Mexico’s confirmed coronavirus death toll surpassed India’s on Thursday to become the world’s third-highest, after months in which President Andrés Manuel López Obrador downplayed the virus as his government scrambled to control it.
As of Friday morning, Mexico had recorded 155,145 coronavirus deaths during the pandemic, according to a New York Times database. That is about 66,000 less than the official death toll in Brazil, the hardest-hit country after the United States.
Hospitals nationwide, particularly in Mexico City, are straining to provide beds and ventilators. Doctors are overwhelmed. People have been lining up to refill tanks of oxygen for relatives who are gasping for air in their homes.
Mexico has reported more than 1.8 million cases, and its caseload has surged since early December. The daily average number of new infections over the past week — 16,319 — was the seventh-highest in the world, just behind France.
The country’s death toll has been rising quickly, too, even as Mr. López Obrador insists that the end of the pandemic’s devastation is just around the corner. The average of 1,281 daily deaths in Mexico over the past week is higher than Britain’s and second only to the United States’.
And for all that, the disease’s true impact on Mexico is probably far worse than official figures indicate.
Testing levels are low, and many infected people are staying home because they distrust hospitals. A New York Times investigation found in May that the government was not reporting hundreds, possibly thousands, of coronavirus deaths in Mexico City.
When Mr. López Obrador said this week that he, too, had the virus, few Mexicans were surprised. He had spent months minimizing the pandemic by claiming that religious amulets protected him, for example, and refusing to wear a mask.
He has worked through his illness, saying on Monday that he had spoken with President Vladimir Putin of Russia. Mexico’s top epidemiologist, Hugo López-Gatell, told reporters on Thursday that Mr. López Obrador was experiencing minimal symptoms.

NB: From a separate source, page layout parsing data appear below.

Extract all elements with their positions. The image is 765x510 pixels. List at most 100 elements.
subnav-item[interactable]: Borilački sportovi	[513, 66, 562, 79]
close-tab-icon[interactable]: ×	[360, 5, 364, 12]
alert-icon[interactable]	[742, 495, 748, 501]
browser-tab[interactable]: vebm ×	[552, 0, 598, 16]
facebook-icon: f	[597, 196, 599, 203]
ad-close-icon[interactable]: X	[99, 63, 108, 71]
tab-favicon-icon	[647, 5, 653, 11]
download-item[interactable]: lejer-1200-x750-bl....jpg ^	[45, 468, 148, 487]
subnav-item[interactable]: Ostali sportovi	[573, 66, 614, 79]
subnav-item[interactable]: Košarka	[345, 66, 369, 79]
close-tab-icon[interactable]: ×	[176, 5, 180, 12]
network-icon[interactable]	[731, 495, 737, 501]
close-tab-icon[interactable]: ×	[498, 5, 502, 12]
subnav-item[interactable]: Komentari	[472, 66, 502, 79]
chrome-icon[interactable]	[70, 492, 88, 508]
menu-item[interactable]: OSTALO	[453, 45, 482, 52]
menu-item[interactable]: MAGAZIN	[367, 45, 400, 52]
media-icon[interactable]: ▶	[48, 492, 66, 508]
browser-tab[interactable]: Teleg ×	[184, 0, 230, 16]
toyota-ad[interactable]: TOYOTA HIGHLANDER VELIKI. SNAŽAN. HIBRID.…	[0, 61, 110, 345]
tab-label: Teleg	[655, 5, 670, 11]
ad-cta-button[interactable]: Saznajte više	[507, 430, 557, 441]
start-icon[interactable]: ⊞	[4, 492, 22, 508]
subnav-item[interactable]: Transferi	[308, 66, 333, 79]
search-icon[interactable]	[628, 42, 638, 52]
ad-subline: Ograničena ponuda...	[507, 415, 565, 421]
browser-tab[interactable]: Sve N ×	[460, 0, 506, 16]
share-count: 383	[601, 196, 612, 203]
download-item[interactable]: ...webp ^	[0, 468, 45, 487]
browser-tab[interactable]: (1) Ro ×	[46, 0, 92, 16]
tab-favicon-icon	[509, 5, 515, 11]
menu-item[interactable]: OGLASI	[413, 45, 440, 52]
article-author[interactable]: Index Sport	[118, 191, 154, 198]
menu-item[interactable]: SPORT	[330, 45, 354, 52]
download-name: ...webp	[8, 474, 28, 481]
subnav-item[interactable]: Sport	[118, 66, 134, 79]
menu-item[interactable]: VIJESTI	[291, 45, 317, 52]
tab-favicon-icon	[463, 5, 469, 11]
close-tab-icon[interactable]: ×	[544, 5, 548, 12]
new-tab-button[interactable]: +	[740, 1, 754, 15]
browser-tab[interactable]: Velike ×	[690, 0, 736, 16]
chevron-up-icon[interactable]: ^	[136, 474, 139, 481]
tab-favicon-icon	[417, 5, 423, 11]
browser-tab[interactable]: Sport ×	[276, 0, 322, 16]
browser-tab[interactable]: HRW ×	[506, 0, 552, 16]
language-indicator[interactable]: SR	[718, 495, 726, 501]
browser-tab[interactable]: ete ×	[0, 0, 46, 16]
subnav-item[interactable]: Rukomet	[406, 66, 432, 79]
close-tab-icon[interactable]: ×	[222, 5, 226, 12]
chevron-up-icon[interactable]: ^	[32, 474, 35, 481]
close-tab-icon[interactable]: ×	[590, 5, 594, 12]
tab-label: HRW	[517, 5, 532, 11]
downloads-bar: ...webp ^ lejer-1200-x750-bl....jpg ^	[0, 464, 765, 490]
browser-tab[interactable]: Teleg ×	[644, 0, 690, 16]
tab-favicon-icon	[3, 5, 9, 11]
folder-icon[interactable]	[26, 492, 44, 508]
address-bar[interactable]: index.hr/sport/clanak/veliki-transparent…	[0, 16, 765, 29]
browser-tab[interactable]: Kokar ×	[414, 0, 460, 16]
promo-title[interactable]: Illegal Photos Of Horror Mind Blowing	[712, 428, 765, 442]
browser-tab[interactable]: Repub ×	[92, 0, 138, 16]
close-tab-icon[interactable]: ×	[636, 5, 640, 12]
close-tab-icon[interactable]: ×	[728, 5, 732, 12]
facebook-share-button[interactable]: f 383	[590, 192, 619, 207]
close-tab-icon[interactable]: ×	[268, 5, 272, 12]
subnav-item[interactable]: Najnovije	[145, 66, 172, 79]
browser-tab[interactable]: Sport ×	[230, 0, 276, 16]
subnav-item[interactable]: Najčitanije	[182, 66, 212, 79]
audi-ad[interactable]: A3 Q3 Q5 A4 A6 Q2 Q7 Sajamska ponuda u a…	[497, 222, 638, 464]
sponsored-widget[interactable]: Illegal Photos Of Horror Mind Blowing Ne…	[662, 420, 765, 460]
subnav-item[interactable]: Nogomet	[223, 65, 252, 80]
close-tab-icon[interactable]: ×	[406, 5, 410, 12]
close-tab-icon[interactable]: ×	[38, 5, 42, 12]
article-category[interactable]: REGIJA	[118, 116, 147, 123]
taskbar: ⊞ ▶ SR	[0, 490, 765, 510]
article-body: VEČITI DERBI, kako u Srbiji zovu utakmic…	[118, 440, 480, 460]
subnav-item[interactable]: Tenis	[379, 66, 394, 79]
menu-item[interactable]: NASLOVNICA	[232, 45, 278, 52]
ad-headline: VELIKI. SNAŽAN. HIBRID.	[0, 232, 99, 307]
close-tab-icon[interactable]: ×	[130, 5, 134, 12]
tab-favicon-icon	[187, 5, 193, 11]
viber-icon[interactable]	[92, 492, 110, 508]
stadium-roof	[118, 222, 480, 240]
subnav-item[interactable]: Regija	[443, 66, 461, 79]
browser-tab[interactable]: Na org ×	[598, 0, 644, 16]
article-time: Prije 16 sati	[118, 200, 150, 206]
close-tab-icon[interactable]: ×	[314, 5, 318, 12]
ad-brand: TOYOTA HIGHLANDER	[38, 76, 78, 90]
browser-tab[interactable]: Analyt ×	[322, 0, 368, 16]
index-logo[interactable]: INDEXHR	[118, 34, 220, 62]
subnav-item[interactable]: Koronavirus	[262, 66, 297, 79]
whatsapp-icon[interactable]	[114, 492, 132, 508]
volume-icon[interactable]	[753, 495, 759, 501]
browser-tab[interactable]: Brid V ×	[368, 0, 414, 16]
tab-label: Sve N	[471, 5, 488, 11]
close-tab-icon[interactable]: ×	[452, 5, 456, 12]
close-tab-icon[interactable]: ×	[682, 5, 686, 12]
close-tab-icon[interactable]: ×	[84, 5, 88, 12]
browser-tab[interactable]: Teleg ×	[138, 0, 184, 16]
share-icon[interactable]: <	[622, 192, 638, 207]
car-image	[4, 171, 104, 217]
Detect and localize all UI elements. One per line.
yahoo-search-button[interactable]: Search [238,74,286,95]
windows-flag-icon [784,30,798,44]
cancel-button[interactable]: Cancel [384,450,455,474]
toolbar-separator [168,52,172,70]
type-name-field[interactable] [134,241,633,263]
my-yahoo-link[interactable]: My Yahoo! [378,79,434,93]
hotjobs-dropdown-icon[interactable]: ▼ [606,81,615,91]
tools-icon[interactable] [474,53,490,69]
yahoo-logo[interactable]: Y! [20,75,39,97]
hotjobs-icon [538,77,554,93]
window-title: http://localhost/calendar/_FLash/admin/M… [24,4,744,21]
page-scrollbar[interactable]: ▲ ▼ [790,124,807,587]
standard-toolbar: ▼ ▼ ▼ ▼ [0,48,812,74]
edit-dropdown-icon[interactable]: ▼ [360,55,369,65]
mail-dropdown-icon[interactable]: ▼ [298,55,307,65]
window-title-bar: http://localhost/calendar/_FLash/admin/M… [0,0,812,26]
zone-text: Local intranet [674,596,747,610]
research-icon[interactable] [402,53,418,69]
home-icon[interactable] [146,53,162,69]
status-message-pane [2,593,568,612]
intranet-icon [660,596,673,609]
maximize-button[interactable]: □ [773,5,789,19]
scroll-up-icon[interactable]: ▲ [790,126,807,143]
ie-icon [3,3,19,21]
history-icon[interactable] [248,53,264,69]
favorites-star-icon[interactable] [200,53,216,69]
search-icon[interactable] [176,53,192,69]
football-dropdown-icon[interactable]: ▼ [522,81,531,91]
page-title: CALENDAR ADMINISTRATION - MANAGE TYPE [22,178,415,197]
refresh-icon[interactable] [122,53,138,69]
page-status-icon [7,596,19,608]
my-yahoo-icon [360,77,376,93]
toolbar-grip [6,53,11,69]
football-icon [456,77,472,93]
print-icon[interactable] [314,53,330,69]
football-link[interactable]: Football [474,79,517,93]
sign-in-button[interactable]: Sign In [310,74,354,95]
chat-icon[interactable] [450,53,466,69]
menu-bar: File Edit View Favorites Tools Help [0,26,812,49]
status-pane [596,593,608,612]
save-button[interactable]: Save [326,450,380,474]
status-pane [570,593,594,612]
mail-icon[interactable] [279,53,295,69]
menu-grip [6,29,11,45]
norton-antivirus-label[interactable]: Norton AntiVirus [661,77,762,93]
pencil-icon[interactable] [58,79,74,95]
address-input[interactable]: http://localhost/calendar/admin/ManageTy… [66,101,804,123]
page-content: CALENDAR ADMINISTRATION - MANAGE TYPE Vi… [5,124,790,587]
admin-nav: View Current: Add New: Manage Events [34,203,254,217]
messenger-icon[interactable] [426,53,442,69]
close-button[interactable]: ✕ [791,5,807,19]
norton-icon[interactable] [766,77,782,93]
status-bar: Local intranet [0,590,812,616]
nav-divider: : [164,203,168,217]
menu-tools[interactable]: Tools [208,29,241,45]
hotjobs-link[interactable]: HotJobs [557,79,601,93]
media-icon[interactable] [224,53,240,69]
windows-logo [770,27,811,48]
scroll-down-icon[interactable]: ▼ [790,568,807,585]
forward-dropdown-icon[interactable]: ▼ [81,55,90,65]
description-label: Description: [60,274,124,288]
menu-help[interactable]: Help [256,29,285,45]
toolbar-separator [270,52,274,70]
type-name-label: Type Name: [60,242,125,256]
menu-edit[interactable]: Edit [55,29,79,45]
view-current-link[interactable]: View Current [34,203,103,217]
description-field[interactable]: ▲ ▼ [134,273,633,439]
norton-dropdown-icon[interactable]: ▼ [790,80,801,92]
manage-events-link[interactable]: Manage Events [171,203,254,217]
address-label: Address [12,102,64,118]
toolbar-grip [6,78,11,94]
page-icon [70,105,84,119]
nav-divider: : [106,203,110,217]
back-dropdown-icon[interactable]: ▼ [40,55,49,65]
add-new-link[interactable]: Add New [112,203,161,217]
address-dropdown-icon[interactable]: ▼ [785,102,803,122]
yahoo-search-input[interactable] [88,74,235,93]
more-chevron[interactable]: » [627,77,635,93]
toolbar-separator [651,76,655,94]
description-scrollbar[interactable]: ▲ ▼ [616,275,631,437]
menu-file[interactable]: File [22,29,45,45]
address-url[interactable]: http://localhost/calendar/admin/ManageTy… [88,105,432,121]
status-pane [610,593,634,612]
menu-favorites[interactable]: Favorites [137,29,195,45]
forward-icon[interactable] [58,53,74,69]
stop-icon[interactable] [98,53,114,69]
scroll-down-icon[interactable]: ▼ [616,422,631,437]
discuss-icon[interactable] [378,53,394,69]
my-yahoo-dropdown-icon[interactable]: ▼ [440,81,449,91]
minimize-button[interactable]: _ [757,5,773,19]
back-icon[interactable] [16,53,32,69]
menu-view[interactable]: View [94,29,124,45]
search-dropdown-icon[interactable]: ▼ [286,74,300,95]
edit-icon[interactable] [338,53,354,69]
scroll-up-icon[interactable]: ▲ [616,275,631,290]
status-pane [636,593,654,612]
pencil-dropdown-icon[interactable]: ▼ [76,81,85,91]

Some people in Mexico worry that Mr. López Obrador, 67, will go back to minimizing the danger of the coronavirus after he recovers with help from top-notch medical treatment, just as President Donald J. Trump did after a Covid-19 infection in October.
In Mexico City this week, Lilia Ramírez Díaz was making the second trip of the day to refill an oxygen tank for her father, who has diabetes and has been battling Covid-19 at home.
Both Mr. López Obrador and her father contracted the virus, she said in an interview, but the president “doesn’t have to go around looking and begging for an oxygen tank.”